わたしはぞっとして、思わず身震いをした。だって、わたし達にやり直すことはできない。残機なんてそんなものも、リスタートすることもできない、一発勝負だからだ。わたしは改めて、崖の下を見つめた。

「ねえ美雪、ちょっと手、出してくれる?」

 聞くと、美雪は戸惑いながらもわたしに手を差し出した。

 その手を握ると、やはり周囲の光景は一変した。崖の足場はそこら中が崩れていて、壁のロープはボロボロだ。しかも、全体的にうっすらと湿っている。これだと足場が滑りそうだ。崖の下を見下ろすと、何かたくさんの蠢くものが見えた。

「・・・下、どうなってるの」

 美雪が聞いて来た。わたしは言葉を詰まらせながら、なんとか答えようとした。

「あ・・・れ・・・は」

 またしても大量の人がいた。皆一様に溶けていて、黒ずんでいる。こちらに手を伸ばしている。・・・が、それだけではない気がして、わたしはじっと覗き込んだ。

 耳をすますと、シャカシャカという無数の音が聞こえて来た。眺めているうちに、不意にその正体に気づいてしまった。全身に悪寒が走る。

「わっ・・・!? う、うわっ・・・!」

 美雪が怪訝そうに崖の下を覗き込む。同じ様にしばらく見つめていたが、美雪も気づいた様で、悲鳴をあげた。

 無数の人々は、黒ずんでいたわけではなかった。
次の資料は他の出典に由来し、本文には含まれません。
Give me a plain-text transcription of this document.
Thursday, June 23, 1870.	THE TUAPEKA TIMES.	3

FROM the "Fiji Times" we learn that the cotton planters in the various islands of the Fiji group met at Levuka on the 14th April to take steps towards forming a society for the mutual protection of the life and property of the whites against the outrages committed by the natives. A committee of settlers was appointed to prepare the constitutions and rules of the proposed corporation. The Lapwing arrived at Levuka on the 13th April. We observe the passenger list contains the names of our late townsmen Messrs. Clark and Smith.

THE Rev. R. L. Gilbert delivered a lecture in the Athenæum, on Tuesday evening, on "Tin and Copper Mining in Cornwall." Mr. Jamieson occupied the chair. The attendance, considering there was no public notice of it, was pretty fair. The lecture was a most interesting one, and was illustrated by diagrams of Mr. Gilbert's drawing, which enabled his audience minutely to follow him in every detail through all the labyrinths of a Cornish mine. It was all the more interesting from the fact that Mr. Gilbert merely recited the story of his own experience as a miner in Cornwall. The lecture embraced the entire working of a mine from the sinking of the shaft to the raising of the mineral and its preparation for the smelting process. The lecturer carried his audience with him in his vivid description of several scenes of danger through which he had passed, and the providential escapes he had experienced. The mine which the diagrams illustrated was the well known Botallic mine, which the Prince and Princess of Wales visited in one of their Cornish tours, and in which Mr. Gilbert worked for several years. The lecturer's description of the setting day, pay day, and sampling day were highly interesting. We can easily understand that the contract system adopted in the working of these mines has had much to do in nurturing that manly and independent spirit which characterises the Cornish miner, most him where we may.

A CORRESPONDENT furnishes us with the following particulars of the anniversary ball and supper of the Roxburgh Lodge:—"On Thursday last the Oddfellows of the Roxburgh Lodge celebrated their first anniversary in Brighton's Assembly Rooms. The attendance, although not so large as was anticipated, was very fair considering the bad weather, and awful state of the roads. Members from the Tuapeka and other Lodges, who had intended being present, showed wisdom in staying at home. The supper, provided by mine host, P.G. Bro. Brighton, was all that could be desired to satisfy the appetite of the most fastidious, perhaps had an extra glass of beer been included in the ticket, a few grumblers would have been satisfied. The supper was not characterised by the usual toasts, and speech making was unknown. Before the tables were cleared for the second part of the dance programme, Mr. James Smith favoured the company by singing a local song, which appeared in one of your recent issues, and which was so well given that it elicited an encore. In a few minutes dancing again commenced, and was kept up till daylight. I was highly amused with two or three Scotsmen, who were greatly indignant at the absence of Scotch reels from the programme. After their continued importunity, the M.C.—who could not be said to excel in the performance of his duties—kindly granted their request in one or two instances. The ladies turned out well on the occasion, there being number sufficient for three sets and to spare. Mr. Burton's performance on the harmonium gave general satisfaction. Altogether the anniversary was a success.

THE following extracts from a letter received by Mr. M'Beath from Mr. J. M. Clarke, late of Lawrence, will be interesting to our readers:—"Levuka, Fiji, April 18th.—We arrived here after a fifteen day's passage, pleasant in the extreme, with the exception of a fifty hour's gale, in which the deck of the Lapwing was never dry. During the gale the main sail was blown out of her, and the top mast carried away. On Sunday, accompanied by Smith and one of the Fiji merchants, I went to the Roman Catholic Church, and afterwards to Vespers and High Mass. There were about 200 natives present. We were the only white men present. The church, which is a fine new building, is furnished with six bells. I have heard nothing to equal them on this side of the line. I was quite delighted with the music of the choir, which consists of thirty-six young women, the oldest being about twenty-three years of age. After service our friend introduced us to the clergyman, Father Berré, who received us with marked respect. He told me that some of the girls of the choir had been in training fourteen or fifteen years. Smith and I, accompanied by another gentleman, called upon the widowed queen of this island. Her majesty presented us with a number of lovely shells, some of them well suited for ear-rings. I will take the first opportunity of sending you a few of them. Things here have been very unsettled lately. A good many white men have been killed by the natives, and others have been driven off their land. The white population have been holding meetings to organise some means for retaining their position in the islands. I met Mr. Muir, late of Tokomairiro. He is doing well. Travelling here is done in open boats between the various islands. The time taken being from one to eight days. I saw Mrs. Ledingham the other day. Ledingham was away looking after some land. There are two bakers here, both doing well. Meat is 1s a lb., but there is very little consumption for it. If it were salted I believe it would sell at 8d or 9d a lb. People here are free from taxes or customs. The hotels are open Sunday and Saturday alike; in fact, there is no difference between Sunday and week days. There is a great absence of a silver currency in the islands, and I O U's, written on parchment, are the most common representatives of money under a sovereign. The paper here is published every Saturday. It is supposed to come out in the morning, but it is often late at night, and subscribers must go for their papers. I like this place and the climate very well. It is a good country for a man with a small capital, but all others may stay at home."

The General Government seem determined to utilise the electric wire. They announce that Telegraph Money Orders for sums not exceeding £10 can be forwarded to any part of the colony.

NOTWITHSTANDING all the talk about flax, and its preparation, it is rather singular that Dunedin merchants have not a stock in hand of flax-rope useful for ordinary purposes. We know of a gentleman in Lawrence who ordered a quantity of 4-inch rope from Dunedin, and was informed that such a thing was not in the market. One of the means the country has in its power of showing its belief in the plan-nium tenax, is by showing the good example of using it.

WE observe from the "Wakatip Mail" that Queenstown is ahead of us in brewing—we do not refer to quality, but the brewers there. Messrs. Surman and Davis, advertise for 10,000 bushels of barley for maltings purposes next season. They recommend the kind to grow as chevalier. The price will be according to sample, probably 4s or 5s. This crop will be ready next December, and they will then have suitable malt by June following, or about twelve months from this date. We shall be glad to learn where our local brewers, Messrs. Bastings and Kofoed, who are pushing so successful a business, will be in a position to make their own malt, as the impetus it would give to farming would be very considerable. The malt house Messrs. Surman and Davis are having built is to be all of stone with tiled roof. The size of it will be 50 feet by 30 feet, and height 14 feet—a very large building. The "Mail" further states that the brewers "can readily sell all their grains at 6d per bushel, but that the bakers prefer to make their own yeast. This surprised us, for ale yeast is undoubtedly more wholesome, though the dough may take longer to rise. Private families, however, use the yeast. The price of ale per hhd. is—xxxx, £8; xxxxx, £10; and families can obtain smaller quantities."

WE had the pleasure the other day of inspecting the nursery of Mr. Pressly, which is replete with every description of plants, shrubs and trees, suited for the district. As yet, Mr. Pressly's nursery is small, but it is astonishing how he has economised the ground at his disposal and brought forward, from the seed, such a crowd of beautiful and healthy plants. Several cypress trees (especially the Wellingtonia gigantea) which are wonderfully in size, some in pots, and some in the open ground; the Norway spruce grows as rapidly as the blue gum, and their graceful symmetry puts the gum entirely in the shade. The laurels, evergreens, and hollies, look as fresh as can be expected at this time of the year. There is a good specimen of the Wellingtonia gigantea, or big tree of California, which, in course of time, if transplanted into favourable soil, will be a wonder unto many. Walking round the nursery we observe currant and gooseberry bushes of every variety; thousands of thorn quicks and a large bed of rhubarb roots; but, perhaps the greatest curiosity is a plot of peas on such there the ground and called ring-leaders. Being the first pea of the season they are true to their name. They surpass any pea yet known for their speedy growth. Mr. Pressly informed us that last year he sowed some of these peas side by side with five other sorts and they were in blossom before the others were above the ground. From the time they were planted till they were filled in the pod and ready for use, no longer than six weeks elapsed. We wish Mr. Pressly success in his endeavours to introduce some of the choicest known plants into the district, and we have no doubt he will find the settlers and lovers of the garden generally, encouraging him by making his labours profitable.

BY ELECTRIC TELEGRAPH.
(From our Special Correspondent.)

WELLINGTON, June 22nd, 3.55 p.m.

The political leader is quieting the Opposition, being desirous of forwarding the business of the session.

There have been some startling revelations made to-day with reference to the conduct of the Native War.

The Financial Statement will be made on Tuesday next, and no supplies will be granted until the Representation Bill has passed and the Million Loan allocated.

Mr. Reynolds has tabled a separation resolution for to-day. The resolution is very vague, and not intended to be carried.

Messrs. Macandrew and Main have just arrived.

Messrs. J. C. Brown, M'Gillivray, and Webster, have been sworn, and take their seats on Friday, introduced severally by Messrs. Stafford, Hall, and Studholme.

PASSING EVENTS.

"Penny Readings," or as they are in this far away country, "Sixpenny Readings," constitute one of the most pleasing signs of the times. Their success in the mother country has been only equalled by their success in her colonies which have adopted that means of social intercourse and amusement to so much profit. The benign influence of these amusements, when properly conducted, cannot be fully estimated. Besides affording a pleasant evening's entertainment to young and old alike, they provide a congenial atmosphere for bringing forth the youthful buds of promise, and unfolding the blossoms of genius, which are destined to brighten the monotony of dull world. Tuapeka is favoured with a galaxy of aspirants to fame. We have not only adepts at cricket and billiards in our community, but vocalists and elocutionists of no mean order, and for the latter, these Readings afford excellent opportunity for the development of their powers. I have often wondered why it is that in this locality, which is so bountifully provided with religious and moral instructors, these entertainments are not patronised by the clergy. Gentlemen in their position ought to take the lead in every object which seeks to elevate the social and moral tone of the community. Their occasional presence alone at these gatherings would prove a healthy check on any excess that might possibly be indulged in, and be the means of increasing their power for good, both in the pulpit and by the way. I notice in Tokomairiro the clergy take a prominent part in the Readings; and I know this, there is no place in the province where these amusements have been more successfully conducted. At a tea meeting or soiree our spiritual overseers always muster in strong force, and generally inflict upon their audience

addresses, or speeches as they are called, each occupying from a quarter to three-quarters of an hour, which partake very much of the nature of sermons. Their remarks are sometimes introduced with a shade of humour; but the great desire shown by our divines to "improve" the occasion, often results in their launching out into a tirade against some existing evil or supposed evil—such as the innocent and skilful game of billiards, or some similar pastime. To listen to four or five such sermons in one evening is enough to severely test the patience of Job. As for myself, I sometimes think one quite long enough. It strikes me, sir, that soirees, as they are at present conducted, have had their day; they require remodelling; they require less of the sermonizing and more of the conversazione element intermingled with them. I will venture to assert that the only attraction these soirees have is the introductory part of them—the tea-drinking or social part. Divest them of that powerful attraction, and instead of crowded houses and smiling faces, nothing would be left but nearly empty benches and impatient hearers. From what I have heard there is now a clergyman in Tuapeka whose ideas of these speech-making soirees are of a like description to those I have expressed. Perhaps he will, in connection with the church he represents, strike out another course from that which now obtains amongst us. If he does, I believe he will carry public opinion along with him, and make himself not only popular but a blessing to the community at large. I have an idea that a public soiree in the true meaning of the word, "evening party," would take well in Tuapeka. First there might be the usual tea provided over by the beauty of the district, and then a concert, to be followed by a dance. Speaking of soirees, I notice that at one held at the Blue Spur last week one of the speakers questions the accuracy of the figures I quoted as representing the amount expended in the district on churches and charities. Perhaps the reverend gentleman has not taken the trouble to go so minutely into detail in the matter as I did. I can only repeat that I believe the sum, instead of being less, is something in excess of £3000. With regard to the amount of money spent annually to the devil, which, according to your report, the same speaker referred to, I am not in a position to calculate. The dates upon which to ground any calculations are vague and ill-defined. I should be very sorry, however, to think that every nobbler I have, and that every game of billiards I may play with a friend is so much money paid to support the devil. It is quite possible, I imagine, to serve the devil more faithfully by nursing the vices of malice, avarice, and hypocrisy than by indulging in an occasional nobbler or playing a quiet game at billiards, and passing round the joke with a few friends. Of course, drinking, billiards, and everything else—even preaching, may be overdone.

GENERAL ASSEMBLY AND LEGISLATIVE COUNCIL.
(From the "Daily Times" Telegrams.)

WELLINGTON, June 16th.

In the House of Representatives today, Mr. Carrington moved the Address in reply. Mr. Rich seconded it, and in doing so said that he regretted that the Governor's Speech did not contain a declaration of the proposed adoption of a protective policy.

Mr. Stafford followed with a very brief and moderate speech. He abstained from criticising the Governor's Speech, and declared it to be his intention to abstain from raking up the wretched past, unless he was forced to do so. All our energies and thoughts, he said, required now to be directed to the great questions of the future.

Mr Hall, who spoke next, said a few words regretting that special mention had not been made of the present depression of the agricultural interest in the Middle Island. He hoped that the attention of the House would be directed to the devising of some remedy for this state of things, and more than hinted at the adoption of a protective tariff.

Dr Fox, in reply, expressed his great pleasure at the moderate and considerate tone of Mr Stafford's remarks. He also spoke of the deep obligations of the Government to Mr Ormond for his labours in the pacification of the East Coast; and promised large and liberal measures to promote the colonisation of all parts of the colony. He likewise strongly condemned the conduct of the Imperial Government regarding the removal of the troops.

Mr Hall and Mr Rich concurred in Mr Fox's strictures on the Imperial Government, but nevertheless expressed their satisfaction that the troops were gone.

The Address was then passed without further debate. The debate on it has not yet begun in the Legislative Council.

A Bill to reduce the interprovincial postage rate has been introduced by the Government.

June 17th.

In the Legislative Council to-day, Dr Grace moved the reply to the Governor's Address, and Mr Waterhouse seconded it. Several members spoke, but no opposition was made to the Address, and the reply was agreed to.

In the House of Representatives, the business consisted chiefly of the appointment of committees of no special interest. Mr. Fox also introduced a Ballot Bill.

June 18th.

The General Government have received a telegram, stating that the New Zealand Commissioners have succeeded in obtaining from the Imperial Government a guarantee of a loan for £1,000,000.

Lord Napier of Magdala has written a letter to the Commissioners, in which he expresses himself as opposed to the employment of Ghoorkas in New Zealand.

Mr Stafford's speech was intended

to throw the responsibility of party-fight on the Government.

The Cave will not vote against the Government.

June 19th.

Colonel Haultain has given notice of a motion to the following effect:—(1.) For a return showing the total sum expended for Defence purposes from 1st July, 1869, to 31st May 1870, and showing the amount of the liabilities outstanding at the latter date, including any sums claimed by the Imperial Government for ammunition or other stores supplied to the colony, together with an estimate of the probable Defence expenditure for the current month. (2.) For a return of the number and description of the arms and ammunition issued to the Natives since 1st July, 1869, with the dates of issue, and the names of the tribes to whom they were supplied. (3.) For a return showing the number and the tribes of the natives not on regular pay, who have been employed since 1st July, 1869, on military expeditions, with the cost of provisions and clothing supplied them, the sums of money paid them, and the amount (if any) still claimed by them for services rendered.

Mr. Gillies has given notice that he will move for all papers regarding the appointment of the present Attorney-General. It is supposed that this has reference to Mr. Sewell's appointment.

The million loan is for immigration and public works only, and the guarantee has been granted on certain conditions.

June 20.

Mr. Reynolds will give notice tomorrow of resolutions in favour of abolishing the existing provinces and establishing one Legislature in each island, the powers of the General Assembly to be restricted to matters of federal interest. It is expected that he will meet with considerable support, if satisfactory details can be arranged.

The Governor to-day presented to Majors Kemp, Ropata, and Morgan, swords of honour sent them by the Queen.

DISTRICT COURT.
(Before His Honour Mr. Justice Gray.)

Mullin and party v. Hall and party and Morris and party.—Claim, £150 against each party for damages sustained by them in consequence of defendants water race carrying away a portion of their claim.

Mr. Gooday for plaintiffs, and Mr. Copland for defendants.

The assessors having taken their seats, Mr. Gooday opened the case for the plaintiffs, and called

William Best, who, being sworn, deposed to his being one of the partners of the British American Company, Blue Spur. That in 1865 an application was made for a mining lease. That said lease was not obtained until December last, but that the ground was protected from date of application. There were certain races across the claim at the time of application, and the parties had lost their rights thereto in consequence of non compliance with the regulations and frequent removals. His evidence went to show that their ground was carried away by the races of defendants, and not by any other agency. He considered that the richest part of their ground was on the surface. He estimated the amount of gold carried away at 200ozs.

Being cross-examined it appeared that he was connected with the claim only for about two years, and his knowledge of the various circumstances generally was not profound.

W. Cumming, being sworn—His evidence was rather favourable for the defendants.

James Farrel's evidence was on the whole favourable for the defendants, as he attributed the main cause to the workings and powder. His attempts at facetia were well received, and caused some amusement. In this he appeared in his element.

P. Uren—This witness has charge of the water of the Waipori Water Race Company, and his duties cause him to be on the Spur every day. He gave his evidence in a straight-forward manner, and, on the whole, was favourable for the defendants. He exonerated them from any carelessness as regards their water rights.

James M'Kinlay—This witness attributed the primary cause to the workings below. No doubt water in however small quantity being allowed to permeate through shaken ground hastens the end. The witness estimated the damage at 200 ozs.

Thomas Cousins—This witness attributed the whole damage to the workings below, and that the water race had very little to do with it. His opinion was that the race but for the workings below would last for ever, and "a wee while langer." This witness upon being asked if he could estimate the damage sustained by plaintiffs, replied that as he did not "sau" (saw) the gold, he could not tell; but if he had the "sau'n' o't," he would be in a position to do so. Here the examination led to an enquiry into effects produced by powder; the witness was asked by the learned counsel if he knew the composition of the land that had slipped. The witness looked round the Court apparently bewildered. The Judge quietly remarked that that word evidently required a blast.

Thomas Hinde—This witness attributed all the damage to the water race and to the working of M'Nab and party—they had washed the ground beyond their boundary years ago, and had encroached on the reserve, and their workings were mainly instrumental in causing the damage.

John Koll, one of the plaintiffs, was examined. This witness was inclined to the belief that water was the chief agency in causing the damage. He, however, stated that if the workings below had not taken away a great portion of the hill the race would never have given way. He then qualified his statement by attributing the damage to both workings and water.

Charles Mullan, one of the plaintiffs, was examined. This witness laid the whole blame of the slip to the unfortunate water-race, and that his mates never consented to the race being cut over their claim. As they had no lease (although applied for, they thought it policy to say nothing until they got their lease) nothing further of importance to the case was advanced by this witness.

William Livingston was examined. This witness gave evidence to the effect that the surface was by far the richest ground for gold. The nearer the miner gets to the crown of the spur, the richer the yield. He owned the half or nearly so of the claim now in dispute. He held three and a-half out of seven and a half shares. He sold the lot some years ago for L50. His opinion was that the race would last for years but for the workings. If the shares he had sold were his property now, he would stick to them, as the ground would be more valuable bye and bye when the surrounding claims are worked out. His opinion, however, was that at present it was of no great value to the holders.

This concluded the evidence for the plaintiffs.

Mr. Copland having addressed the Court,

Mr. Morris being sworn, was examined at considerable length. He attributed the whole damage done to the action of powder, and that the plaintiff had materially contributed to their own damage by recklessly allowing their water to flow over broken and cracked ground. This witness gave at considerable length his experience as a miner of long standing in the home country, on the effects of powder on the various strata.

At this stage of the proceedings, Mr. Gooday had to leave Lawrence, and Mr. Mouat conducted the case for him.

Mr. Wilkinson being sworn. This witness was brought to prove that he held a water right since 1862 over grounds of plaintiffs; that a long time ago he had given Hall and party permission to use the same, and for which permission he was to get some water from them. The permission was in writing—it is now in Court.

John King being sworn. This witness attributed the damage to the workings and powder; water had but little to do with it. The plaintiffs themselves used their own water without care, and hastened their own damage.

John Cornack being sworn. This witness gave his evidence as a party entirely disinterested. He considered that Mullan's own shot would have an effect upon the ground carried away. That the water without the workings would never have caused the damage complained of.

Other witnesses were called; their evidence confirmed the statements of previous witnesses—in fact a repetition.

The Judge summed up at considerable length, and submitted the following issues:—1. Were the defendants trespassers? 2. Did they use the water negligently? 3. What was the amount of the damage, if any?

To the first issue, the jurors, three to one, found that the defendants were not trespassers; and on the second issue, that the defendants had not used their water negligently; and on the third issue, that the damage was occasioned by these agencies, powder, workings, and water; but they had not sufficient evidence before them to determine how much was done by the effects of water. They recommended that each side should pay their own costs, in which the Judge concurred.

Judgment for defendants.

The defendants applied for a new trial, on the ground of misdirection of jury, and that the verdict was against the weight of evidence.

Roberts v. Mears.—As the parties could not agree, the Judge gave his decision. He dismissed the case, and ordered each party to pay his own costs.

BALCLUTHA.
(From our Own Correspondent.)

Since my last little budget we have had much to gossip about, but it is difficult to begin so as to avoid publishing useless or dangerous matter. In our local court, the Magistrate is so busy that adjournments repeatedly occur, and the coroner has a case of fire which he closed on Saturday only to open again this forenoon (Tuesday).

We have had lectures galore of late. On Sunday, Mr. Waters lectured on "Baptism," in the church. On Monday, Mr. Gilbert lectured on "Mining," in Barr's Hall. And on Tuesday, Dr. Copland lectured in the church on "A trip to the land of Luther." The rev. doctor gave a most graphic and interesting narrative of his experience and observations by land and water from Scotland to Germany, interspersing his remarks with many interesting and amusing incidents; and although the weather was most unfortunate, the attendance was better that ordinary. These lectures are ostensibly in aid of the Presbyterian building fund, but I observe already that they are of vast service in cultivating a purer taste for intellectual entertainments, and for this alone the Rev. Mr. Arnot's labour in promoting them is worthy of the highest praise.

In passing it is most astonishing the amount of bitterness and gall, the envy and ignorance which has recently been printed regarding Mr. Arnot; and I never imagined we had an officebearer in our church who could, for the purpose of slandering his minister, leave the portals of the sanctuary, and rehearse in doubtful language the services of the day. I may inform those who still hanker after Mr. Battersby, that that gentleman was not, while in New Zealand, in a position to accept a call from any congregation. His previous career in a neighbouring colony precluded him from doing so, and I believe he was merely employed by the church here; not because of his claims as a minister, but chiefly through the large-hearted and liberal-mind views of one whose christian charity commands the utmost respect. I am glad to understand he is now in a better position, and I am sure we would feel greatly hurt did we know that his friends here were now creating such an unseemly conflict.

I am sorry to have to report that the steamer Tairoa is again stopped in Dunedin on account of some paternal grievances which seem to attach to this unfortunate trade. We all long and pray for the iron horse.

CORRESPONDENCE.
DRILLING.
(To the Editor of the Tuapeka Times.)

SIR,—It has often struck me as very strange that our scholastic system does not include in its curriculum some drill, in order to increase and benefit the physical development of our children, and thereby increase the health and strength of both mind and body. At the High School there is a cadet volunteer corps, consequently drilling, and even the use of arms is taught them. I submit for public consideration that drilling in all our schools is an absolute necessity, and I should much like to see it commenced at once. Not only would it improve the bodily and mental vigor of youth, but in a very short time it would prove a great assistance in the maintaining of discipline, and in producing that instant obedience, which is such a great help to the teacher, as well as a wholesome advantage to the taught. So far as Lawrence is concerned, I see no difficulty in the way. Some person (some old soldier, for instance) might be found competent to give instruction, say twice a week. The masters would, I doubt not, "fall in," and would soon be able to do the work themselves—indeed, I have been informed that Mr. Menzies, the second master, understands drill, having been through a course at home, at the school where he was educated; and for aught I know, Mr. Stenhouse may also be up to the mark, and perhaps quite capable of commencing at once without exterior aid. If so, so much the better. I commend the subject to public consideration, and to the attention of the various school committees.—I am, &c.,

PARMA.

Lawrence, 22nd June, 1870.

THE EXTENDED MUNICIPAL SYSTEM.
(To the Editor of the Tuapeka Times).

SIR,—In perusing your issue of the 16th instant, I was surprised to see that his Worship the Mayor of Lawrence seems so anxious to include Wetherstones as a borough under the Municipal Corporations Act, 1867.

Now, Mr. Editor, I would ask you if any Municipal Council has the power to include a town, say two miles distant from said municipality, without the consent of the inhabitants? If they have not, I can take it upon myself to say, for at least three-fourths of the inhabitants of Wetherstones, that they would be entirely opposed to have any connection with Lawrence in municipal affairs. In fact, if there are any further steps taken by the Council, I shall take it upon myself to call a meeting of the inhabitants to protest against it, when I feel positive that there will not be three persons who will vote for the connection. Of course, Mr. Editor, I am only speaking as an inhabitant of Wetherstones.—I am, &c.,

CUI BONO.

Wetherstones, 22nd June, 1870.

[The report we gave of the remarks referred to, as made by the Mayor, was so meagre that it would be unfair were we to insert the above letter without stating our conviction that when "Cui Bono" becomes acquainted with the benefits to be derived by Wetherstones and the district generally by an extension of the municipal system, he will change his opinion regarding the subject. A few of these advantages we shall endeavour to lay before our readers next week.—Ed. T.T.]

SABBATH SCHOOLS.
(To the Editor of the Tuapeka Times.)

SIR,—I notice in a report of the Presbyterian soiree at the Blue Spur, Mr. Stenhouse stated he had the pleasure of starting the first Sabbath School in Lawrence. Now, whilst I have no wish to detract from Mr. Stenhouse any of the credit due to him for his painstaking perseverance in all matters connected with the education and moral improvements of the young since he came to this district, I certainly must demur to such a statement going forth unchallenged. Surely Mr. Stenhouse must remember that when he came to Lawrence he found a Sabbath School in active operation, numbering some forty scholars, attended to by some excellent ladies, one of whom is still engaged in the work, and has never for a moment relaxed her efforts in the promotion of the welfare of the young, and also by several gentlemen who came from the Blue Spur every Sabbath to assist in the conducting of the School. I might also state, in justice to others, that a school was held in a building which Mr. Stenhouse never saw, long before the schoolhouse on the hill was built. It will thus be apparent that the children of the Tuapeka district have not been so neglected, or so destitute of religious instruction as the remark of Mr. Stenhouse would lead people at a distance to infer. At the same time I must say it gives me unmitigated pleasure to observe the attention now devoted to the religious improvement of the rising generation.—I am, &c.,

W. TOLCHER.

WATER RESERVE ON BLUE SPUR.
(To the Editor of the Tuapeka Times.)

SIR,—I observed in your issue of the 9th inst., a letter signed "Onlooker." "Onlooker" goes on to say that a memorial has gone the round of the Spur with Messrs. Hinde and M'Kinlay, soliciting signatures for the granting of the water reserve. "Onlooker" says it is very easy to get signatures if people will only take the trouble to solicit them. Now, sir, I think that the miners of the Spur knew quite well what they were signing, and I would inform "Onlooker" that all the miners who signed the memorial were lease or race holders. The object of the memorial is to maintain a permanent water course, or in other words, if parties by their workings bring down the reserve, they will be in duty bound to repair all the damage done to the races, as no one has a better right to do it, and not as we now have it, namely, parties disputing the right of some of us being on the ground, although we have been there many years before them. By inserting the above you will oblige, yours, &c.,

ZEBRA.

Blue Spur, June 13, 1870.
その前身を、大量の虫が這っていたのだ。よくあたりを見渡すと、底にいる虫達と同じ虫であろう、黒い虫があちこちに塊を作っていた。人々はわたし達を呼ぶために手を伸ばしていたわけではなかった。助けを求めていたのだ。

 ・・・よくよく聞くと、悲鳴の様な、すすり泣きの声が聞こえてくる。

 わたしと美雪はしばらくの間言葉が出せなかった。体を、凄まじい嫌悪と震えが襲う。

「あたし・・・虫、・・・無理なんだけど・・・」

 美雪の言葉。いやいや、これは虫が得意だとしてもゾッとするレベルじゃないか。

「わたしだって無理だよ・・・しかも、こんな・・・」

 わたし達は一面の虫を見つめた。シャカシャカという音は、この大量の虫達が這う足の音だったのだ。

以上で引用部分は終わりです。